* Excavated a frozen tumbler for the ice cream maker from the deep freeze, with Doug's help.
* Tested the motor on the ice cream maker to ensure that it still works.
* Cut up the two Alphonso mangoes. Oh, so that's what all the fuss is about! :D <3 <3 <3 They are about half the size of the big green-yellow-orange ones I usually buy and pure yellow outside, golden yellow inside. The pit is much smaller. ("Is it in there?") While they are not completely free of fibers, they are much less fibrous than the big mangoes. The flavor is very sweet and creamy, mellower and not as sharp. If you find ordinary mangoes overwhelming, then I highly recommend trying these. We will see whether their excellent flavor carries over into ice cream. They are also much easier to hedgehog. I cut them into tiny dices to minimize frozen rocks in my ice cream. It was little trouble cutting them off the skin, which was thinner and more flexible, but somehow I didn't have the usual problem of poking the knife through it. And not once did I have the "butchering two live, struggling mangoes" experience or worry that I was about to slip and cut my hand off. Did I mention that I love these Alphonso mangoes?
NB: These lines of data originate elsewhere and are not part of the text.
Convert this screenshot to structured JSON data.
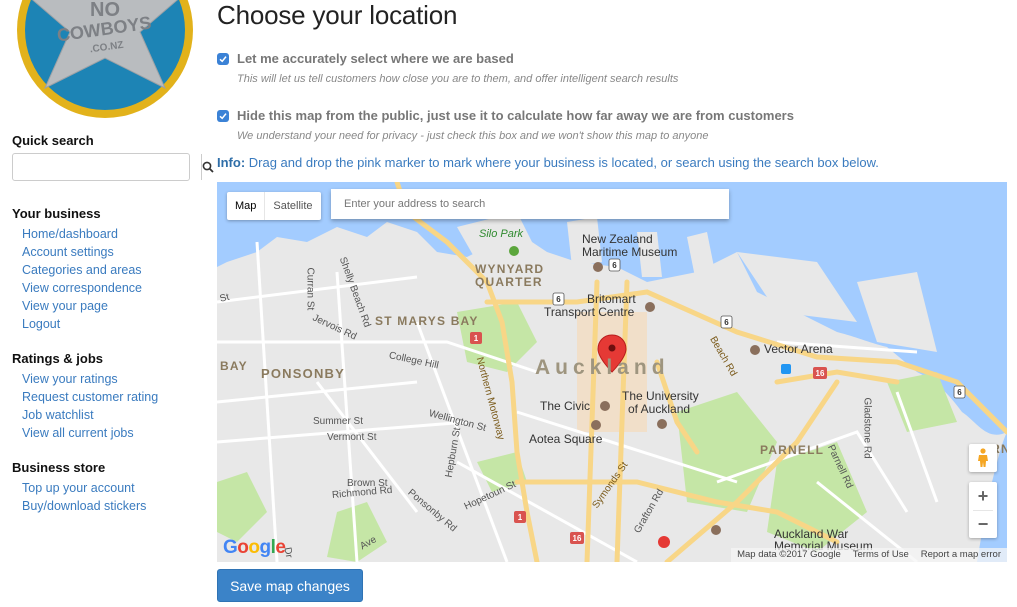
{
  "logo": {
    "line1": "NO",
    "line2": "COWBOYS",
    "line3": ".CO.NZ"
  },
  "sidebar": {
    "quick_search": {
      "title": "Quick search",
      "value": "",
      "placeholder": ""
    },
    "sections": [
      {
        "title": "Your business",
        "items": [
          "Home/dashboard",
          "Account settings",
          "Categories and areas",
          "View correspondence",
          "View your page",
          "Logout"
        ]
      },
      {
        "title": "Ratings & jobs",
        "items": [
          "View your ratings",
          "Request customer rating",
          "Job watchlist",
          "View all current jobs"
        ]
      },
      {
        "title": "Business store",
        "items": [
          "Top up your account",
          "Buy/download stickers"
        ]
      }
    ]
  },
  "main": {
    "title": "Choose your location",
    "options": [
      {
        "label": "Let me accurately select where we are based",
        "help": "This will let us tell customers how close you are to them, and offer intelligent search results",
        "checked": true
      },
      {
        "label": "Hide this map from the public, just use it to calculate how far away we are from customers",
        "help": "We understand your need for privacy - just check this box and we won't show this map to anyone",
        "checked": true
      }
    ],
    "info_label": "Info:",
    "info_text": " Drag and drop the pink marker to mark where your business is located, or search using the search box below.",
    "save_label": "Save map changes"
  },
  "map": {
    "type_buttons": [
      "Map",
      "Satellite"
    ],
    "active_type": "Map",
    "search_placeholder": "Enter your address to search",
    "search_value": "",
    "google_logo": "Google",
    "attribution": [
      "Map data ©2017 Google",
      "Terms of Use",
      "Report a map error"
    ],
    "zoom_in": "+",
    "zoom_out": "−",
    "labels": {
      "silo_park": "Silo Park",
      "nz_maritime_1": "New Zealand",
      "nz_maritime_2": "Maritime Museum",
      "wynyard_1": "WYNYARD",
      "wynyard_2": "QUARTER",
      "britomart_1": "Britomart",
      "britomart_2": "Transport Centre",
      "st_marys_bay": "ST MARYS BAY",
      "ponsonby": "PONSONBY",
      "bay": "BAY",
      "auckland": "Auckland",
      "vector_arena": "Vector Arena",
      "the_civic": "The Civic",
      "uni_1": "The University",
      "uni_2": "of Auckland",
      "aotea": "Aotea Square",
      "parnell": "PARNELL",
      "museum_1": "Auckland War",
      "museum_2": "Memorial Museum",
      "curran": "Curran St",
      "shelly": "Shelly Beach Rd",
      "jervois": "Jervois Rd",
      "college_hill": "College Hill",
      "northern_mwy": "Northern Motorway",
      "beach_rd": "Beach Rd",
      "wellington": "Wellington St",
      "summer": "Summer St",
      "vermont": "Vermont St",
      "brown": "Brown St",
      "richmond": "Richmond Rd",
      "hepburn": "Hepburn St",
      "ponsonby_rd": "Ponsonby Rd",
      "hopetoun": "Hopetoun St",
      "symonds": "Symonds St",
      "grafton": "Grafton Rd",
      "parnell_rd": "Parnell Rd",
      "gladstone": "Gladstone Rd",
      "st": "St",
      "ave": "Ave",
      "dr": "Dr"
    },
    "shields": [
      "1",
      "6",
      "16"
    ]
  }
}
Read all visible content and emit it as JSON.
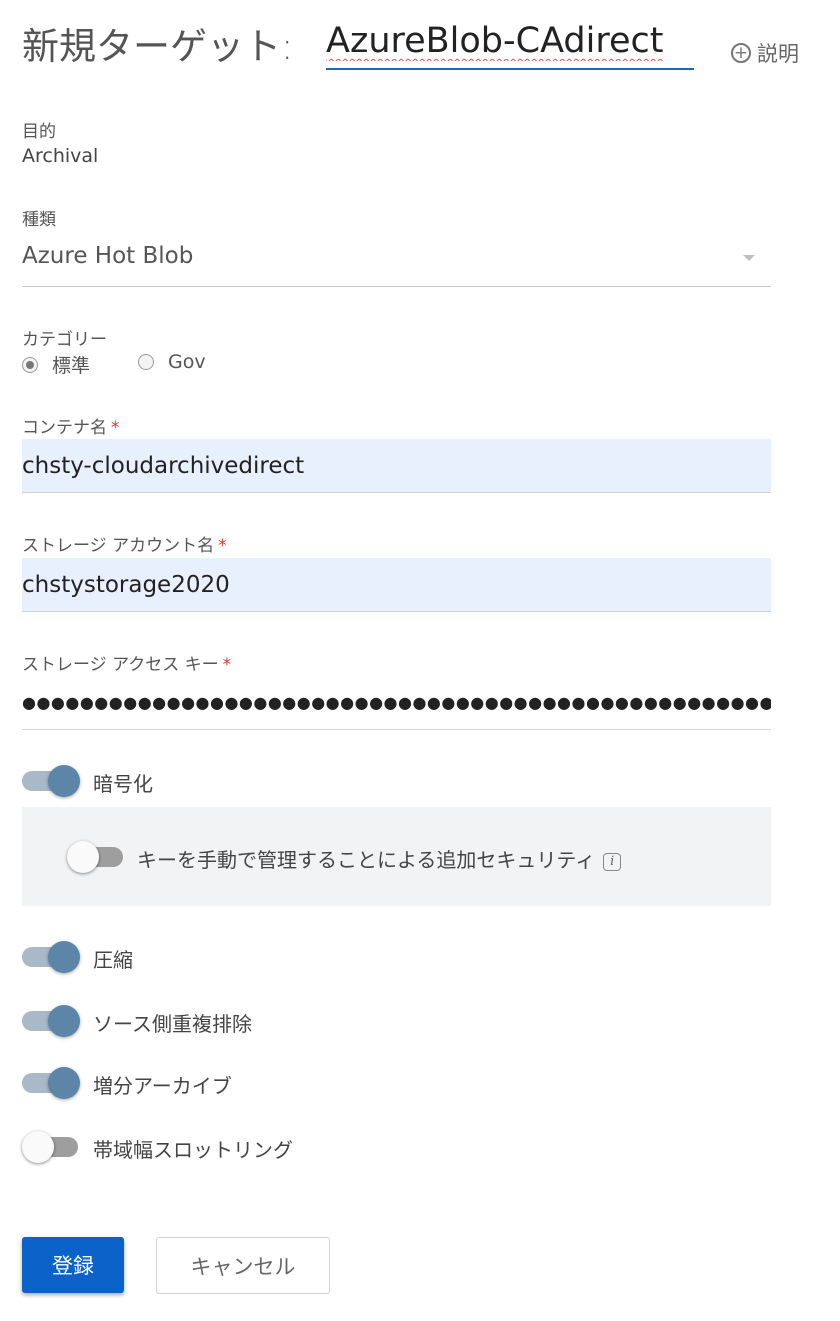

I love these things. <3 <3 <3 3q 3q 3q :D
I should note that they are said to have a very brief season in late June to early July, so if you want to try them, check your local stores now.
* So now they are sitting in a bowl with a small, indeed merely token, amount of sugar and a teaspoon of lemon juice. Regrettably we don't seem to have orange-flower water, must restock that, but I found orange extract so I can add a bit of that to the batter later. I want to wait a little while for the mangoes to break down and release their juice before I make the batter.